Martin Amis’s novel, London Fields, has created problems for its reviewers, some of the most intractable of which have been Amis’s own suggestions – some made within the book, some not; some made playfully, some not – concerning the place of the narrator/novelist, not in the novel he writes and acts in, but in the literary tradition to which he may be said to belong. Amis himself, from what I can gather, tends to place his Sam among the contemporary American novelists: Saul Bellow, Vladimir Nabokov and Philip Roth. Indeed, it may be that he works too hard for the novel’s good to reinforce Sam’s modern American ancestry, and that the Nabokovian and Bellovian aura that he is lent fails to contribute, as it were, to the novel’s economy.

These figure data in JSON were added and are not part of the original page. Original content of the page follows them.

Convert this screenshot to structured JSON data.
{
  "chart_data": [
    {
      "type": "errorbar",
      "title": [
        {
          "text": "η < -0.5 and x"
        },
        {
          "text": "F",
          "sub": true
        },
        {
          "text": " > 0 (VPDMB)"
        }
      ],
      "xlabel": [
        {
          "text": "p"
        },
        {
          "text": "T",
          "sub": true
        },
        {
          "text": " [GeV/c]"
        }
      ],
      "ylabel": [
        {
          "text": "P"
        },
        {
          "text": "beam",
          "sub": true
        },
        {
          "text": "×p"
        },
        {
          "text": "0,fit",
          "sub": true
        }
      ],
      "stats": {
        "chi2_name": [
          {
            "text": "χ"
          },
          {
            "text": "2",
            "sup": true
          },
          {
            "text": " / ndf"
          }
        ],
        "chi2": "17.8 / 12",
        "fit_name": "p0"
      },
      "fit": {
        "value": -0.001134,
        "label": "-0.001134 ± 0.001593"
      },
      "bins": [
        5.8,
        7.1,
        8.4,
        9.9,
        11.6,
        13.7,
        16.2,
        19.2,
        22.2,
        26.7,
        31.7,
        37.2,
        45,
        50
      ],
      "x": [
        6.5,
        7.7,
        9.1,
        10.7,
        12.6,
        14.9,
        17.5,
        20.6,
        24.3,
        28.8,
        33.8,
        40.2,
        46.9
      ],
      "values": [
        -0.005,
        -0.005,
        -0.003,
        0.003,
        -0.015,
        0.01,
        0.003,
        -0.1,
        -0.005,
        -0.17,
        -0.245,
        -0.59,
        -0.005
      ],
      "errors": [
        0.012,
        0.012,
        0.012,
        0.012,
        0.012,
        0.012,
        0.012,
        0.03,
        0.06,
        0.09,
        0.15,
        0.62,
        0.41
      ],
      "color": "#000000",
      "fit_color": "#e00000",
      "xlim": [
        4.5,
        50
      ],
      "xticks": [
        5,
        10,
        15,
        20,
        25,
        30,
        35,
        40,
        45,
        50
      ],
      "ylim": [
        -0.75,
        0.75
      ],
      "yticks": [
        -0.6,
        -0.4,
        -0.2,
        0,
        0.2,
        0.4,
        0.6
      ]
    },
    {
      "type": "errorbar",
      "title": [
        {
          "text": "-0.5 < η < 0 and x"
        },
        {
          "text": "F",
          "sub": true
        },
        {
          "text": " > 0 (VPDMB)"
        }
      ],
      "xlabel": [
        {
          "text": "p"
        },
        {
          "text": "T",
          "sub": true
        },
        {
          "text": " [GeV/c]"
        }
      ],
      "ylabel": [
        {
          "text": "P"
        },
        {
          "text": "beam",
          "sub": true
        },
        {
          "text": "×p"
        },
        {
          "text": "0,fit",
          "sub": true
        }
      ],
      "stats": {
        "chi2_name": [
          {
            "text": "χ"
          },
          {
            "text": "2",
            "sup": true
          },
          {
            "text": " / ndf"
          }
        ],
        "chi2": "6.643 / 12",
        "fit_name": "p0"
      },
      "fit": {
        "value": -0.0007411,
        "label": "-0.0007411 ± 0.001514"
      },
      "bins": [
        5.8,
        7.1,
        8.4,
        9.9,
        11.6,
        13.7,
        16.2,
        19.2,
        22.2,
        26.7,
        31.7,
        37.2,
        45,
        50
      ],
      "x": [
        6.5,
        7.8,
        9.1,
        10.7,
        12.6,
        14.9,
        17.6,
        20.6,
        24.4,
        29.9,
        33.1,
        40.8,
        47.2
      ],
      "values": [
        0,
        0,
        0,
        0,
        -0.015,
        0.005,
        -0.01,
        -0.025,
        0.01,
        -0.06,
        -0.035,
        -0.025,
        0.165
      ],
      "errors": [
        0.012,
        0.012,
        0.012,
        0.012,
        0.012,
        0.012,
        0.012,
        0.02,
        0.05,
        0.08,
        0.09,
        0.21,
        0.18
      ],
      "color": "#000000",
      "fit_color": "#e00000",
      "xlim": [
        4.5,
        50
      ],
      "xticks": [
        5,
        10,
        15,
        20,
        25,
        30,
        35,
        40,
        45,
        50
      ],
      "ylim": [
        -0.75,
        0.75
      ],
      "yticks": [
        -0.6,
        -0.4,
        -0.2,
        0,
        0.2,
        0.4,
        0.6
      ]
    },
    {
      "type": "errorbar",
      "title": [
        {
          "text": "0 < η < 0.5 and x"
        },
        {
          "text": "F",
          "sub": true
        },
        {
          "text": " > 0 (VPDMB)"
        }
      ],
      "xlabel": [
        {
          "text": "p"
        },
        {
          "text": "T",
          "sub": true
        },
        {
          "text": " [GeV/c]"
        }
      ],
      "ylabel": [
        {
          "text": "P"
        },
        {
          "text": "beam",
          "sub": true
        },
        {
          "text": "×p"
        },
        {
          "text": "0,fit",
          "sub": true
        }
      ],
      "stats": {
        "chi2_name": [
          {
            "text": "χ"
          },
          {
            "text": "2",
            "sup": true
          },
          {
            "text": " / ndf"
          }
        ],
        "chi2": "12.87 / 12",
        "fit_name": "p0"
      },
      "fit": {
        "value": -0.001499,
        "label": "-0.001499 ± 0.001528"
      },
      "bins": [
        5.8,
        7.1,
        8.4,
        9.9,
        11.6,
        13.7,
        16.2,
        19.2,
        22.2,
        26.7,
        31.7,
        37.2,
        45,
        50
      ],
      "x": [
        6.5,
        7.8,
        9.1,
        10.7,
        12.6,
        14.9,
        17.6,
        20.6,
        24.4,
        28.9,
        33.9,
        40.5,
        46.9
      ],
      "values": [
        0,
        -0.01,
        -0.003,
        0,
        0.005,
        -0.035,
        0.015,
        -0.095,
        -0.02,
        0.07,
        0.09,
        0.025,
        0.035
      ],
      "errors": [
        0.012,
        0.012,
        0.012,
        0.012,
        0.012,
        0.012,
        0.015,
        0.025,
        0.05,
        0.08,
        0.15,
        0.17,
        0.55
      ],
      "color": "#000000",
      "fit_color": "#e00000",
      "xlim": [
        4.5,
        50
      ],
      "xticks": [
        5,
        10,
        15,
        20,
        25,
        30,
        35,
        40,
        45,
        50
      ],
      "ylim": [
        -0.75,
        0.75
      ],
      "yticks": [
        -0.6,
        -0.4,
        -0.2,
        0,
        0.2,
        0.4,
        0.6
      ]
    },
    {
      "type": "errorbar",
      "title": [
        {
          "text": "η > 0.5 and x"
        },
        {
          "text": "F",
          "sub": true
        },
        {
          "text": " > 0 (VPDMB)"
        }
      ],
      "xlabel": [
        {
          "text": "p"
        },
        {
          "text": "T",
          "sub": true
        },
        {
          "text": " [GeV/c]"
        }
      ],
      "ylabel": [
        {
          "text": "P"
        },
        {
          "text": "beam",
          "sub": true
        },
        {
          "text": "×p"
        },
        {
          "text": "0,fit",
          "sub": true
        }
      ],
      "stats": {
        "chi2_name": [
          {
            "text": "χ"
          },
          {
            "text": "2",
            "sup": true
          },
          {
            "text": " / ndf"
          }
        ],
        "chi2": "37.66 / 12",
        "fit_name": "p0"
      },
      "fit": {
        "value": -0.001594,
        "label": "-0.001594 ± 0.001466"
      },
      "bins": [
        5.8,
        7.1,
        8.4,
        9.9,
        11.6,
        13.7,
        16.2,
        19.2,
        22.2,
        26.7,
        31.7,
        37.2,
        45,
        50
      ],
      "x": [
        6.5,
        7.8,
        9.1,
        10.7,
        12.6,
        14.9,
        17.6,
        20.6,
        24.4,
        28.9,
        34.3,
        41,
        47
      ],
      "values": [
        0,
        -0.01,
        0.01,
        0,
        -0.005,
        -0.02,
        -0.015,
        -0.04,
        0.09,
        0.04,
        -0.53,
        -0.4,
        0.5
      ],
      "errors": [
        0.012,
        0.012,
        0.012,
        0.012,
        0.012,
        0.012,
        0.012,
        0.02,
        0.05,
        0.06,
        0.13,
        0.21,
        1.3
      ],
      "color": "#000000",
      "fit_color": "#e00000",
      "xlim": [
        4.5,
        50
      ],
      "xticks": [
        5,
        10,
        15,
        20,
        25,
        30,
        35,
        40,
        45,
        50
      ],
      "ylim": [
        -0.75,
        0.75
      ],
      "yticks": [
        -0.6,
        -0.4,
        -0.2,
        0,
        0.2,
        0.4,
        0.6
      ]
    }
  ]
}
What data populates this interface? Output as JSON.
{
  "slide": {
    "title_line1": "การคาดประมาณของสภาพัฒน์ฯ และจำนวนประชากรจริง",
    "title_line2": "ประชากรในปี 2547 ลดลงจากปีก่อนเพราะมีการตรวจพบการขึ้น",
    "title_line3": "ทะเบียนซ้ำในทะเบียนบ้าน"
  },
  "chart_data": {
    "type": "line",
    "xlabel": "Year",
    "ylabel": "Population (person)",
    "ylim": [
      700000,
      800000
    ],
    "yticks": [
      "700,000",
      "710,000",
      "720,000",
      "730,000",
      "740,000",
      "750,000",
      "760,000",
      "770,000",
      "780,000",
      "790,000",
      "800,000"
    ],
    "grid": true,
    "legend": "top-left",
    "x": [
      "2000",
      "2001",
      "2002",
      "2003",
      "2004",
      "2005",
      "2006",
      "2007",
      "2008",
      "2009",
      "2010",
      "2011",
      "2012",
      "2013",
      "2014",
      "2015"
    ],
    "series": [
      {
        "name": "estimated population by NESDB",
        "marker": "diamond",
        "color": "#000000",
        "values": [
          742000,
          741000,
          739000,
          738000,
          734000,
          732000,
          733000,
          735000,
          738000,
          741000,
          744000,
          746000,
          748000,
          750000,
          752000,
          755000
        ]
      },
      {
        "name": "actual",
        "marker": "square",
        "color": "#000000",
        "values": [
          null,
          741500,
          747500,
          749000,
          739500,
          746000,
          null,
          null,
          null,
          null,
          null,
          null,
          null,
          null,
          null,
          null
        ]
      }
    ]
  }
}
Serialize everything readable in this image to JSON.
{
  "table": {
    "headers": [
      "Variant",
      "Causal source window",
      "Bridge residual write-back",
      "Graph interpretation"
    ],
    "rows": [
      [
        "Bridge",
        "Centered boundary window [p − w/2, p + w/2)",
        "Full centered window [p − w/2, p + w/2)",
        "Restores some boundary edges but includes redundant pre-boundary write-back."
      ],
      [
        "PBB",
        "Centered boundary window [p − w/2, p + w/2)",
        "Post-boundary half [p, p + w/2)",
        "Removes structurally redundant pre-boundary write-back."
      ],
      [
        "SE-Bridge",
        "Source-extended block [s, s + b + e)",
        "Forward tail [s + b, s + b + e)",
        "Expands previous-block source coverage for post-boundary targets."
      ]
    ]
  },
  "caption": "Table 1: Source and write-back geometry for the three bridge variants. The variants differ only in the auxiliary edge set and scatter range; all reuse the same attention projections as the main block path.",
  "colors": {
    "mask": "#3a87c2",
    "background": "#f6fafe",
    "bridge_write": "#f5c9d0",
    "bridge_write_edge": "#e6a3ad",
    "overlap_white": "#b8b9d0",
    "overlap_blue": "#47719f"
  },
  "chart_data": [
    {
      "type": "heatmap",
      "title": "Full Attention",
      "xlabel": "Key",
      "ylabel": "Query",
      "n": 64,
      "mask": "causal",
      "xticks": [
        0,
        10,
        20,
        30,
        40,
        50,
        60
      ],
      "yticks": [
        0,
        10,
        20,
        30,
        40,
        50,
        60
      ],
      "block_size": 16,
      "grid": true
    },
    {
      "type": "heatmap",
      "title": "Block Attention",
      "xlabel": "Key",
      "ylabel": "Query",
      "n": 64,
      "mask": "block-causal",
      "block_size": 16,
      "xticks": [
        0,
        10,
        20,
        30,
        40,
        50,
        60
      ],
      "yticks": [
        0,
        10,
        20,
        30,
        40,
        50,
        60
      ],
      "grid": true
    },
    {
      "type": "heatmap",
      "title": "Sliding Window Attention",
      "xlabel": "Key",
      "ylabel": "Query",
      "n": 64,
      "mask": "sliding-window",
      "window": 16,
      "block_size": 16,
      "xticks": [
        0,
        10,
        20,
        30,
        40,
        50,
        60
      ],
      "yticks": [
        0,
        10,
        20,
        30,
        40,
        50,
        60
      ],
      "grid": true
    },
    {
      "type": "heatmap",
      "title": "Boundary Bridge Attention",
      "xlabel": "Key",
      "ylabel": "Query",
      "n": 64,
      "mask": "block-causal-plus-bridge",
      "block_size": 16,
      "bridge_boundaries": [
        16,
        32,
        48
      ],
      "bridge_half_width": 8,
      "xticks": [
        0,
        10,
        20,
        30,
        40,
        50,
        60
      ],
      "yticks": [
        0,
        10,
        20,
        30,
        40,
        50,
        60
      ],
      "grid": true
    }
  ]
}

London Fields makes passing references to Dickens, and so does Julian Symons in his review of the book (LRB, 28 September 1989). Symons aptly compares Amis’s Keith Talent with Dickens’s Quilp, from The Old Curiosity Shop. The book of Dickens’s that I have in mind, Our Mutual Friend, makes a less pointed, but possibly more important contribution overall to London Fields. Dickens’s novel has an inoffensive social butterfly named Twemlow; Amis’s has a rankly offensive champion darts player, Kim Twemlow. Amis’s Guy Clinch – ‘rich handsome stupid honourable’, as Symons describes him – is often described by the fictional novelist Sam as a tool, or a fool. ‘I know who will be the foil,’ he says on his first page, ‘the fool, the poor foal, also utterly destroyed.’ In Our Mutual Friend, Bradley Headstone’s bungled attempt on his rival Eugene Wrayburn’s life only serves to reveal to Lizzie Hexam her previously sublimated love for that apparently caddish young man. Lizzie and Eugene go on to marry, to Headstone’s despair. As Dickens says (Book Four, Chapter 15), Headstone ‘had dipped his hands in blood, to mark himself a miserable fool and tool’. Amis, it seems to me, may have gone further, drawing upon, and imaginatively transposing, the whole of Dickens’s fatal triangle – Headstone-Lizzie-Wrayburn – in making that triangle his own: Guy-Nicola-Keith. Finally, we might be right to see in the dénouement of Amis’s novel what Symons describes as a parody of the conventions of the detective story. We might be right, too, to compare that ending to some of Nabokov’s fictional manoeuvres. However, we might remember that if ever any novelist made a name for himself by ruthlessly despatching his characters, either for bathetic effect (Little Nell), or simply to rid himself of someone his audience didn’t care for, that novelist was Dickens.

This is not to say that Amis is guilty of going under false pretences where Sam is concerned; he is not ‘guilty’ of anything at all. Only, it may be that a novelist will strive to leave an impression on his readers by every power at his disposal – for example, that his narrator is a Jewish American novelist transplanted to West London – and still fail to leave that impression if the novel finds it not to the purpose. Similarly, the novelist may advertise his dependence on some aspect of the literary tradition, while the novel itself draws on an altogether different dependence.